To invest, you need to bid for a minimum of 800 units and in multiples of 400 units. The units of the Embassy REIT are proposed to be listed on the National Stock Exchange of India Ltd and BSE Ltd. Of the total units, 25% of the issue will be available for non-institutional investors. Axis Trustee Services Ltd is the trustee to the issue, while Embassy Office Parks Management Services Pvt Ltd is the manager to the issue. Considering that you now have one more option to invest, let’s understand how the product works and if should you invest in it.
What is it?
REITs allow you to invest in real estate in small amounts through paper format or in the form of securities. REITs usually invest in commercial properties that would otherwise require a large amount for investment. It uses rental income to pay dividends to investors. But will retail investors be interested in investing in commercial real estate through this route? “I think it is tough to tell. We have gone and spoken to non-institutional investors. The initial trading lot is Rs.2.41akh and then Rs.1.2 lakh,” said Sachin Shah, chief investment officer of Embassy Office Parks. But how does it work against owning a physical commercial property? “In direct real estate investment, you are wedded to one property, there is no diversification and it is an illiquid investment. In REITs, you sell units on exchange and it is more liquid than physical investment,” said Shah. In case of Embassy Office Parks REIT, the yield works out to 8.25-8.28%.
From a taxation point of view, if you hold on to the units for more than three years, long-term capital gains will be applicable. If you sell it before three years, then short-term capital gains will be applicable on appreciation. “On regular income in the form of dividend, you don’t have to pay tax. If the money is in the form of interest, you will be taxed on your slab rate,” he added. Before investing, you need to look at the quality of the underlying asset. “The parameters you need to evaluate include the quality of the underlying assets, current yield of the assets, location of the assets, track record of asset managers, occupancy rate and quality of tenants. If the underlying assets are not maintained properly, then the value of the property can depreciate. The supply-demand situation also needs to be looked at. If the location has a large supply pipeline, then it may lead to decrease in rentals and occupancy rates. The tenants’ agreements should be looked at to ensure there is sufficient lock-in and rental escalation,” said Gaurav Awasthi, senior partner, IIFL Wealth Management Ltd.
What you should know
Firstly, it is not an equity fund. “It is a unit of REITs of an asset class to which people have not been able to get exposure. It is a minimum three-year holding story. With the kind of compression on interest rate coming off and quality of tenants, you can target an internal rate of return (IRR) of 15% in a product like this, on the3-5year period. Today if you buy commercial real estate anywhere, yields are less than 8%. You are getting commercial asset with Blackstone as the owner at 8.26%. Our expectation is you will see growth during the 3-5 year period on the capital side. Your underlying unit will see capital gain and that is going to be treated as equity capital gain when you exit,” said Prateek Pant, co-founder and head - products and solutions, Sanctum Wealth Management.
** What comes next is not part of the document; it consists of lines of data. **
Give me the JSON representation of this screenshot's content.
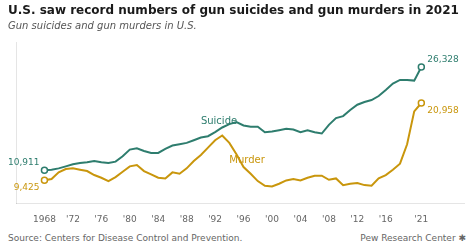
{
  "chart_data": {
    "type": "line",
    "title": "U.S. saw record numbers of gun suicides and gun murders in 2021",
    "subtitle": "Gun suicides and gun murders in U.S.",
    "source": "Source: Centers for Disease Control and Prevention.",
    "credit": "Pew Research Center ✱",
    "x": [
      1968,
      1969,
      1970,
      1971,
      1972,
      1973,
      1974,
      1975,
      1976,
      1977,
      1978,
      1979,
      1980,
      1981,
      1982,
      1983,
      1984,
      1985,
      1986,
      1987,
      1988,
      1989,
      1990,
      1991,
      1992,
      1993,
      1994,
      1995,
      1996,
      1997,
      1998,
      1999,
      2000,
      2001,
      2002,
      2003,
      2004,
      2005,
      2006,
      2007,
      2008,
      2009,
      2010,
      2011,
      2012,
      2013,
      2014,
      2015,
      2016,
      2017,
      2018,
      2019,
      2020,
      2021
    ],
    "series": [
      {
        "name": "Suicide",
        "color": "#2e7d6e",
        "marker": "circle",
        "values": [
          10911,
          11000,
          11200,
          11500,
          11800,
          12000,
          12100,
          12300,
          12100,
          12000,
          12200,
          13000,
          14000,
          14200,
          13800,
          13500,
          13500,
          14100,
          14600,
          14800,
          15000,
          15400,
          15800,
          16000,
          16600,
          17300,
          17800,
          18100,
          17600,
          17400,
          17400,
          16600,
          16700,
          16900,
          17100,
          17000,
          16600,
          16900,
          16600,
          16400,
          17700,
          18700,
          19000,
          19900,
          20700,
          21100,
          21400,
          22000,
          22900,
          23850,
          24400,
          24400,
          24300,
          26328
        ]
      },
      {
        "name": "Murder",
        "color": "#c9960c",
        "marker": "circle",
        "values": [
          9425,
          9600,
          10600,
          11100,
          11200,
          11000,
          10800,
          10200,
          9800,
          9300,
          9900,
          10700,
          11500,
          11700,
          10800,
          10300,
          9800,
          9700,
          10600,
          10400,
          11200,
          12300,
          13200,
          14300,
          15400,
          16100,
          15000,
          13300,
          11400,
          10400,
          9300,
          8600,
          8500,
          8900,
          9400,
          9600,
          9400,
          9800,
          10100,
          10100,
          9500,
          9700,
          8700,
          8900,
          9000,
          8700,
          8600,
          9700,
          10200,
          11000,
          11900,
          14800,
          19700,
          20958
        ]
      }
    ],
    "xlim": [
      1964,
      2027
    ],
    "xticks": [
      1968,
      {
        "value": 1972,
        "label": "'72"
      },
      {
        "value": 1976,
        "label": "'76"
      },
      {
        "value": 1980,
        "label": "'80"
      },
      {
        "value": 1984,
        "label": "'84"
      },
      {
        "value": 1988,
        "label": "'88"
      },
      {
        "value": 1992,
        "label": "'92"
      },
      {
        "value": 1996,
        "label": "'96"
      },
      {
        "value": 2000,
        "label": "'00"
      },
      {
        "value": 2004,
        "label": "'04"
      },
      {
        "value": 2008,
        "label": "'08"
      },
      {
        "value": 2012,
        "label": "'12"
      },
      {
        "value": 2016,
        "label": "'16"
      },
      {
        "value": 2021,
        "label": "'21"
      }
    ],
    "ylim": [
      6000,
      30000
    ],
    "tick_labels": "x",
    "grid": false,
    "annotations": [
      {
        "text": "10,911",
        "x": 1968,
        "y": 10911,
        "color": "#2e7d6e"
      },
      {
        "text": "9,425",
        "x": 1968,
        "y": 9425,
        "color": "#c9960c"
      },
      {
        "text": "26,328",
        "x": 2021,
        "y": 26328,
        "color": "#2e7d6e"
      },
      {
        "text": "20,958",
        "x": 2021,
        "y": 20958,
        "color": "#c9960c"
      },
      {
        "text": "Suicide",
        "x": 1990,
        "y": 17500,
        "color": "#2e7d6e"
      },
      {
        "text": "Murder",
        "x": 1994,
        "y": 13200,
        "color": "#c9960c"
      }
    ]
  }
}
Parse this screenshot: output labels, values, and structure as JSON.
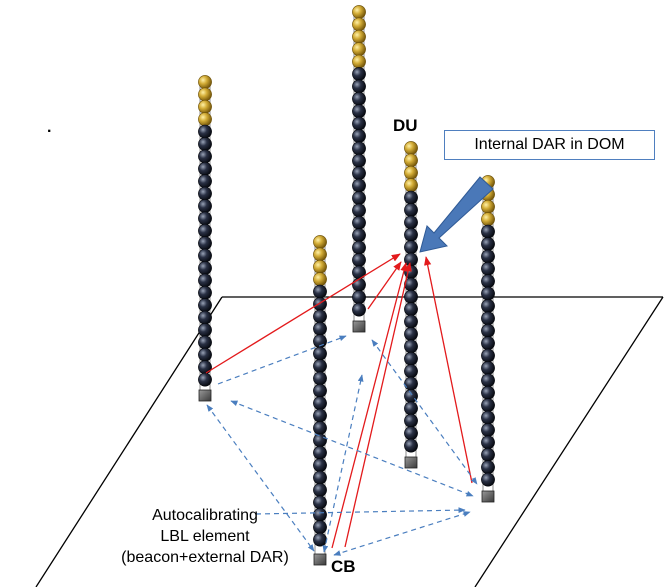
{
  "labels": {
    "du": "DU",
    "cb": "CB",
    "dot": ".",
    "callout": "Internal DAR in DOM",
    "autocal": [
      "Autocalibrating",
      "LBL element",
      "(beacon+external DAR)"
    ]
  },
  "colors": {
    "red_link": "#e31a1c",
    "blue_link": "#4a7ebf",
    "arrow_fill": "#4a78b8",
    "callout_border": "#4f7fbf",
    "gold_sphere": "#c9a227",
    "dark_sphere": "#1e2433",
    "floor_line": "#000000"
  }
}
“It is more favourable for overseas institutions because for them, the withholding tax is much lower than interest income. Having said that, there seems to be an appetite for this product from high net worth individuals right now,” said Pant. Post tax, you will make anywhere between 8-10%, he said. Based on the response of the current REIT, itis possible that couple more issues may hit the market this calendar year.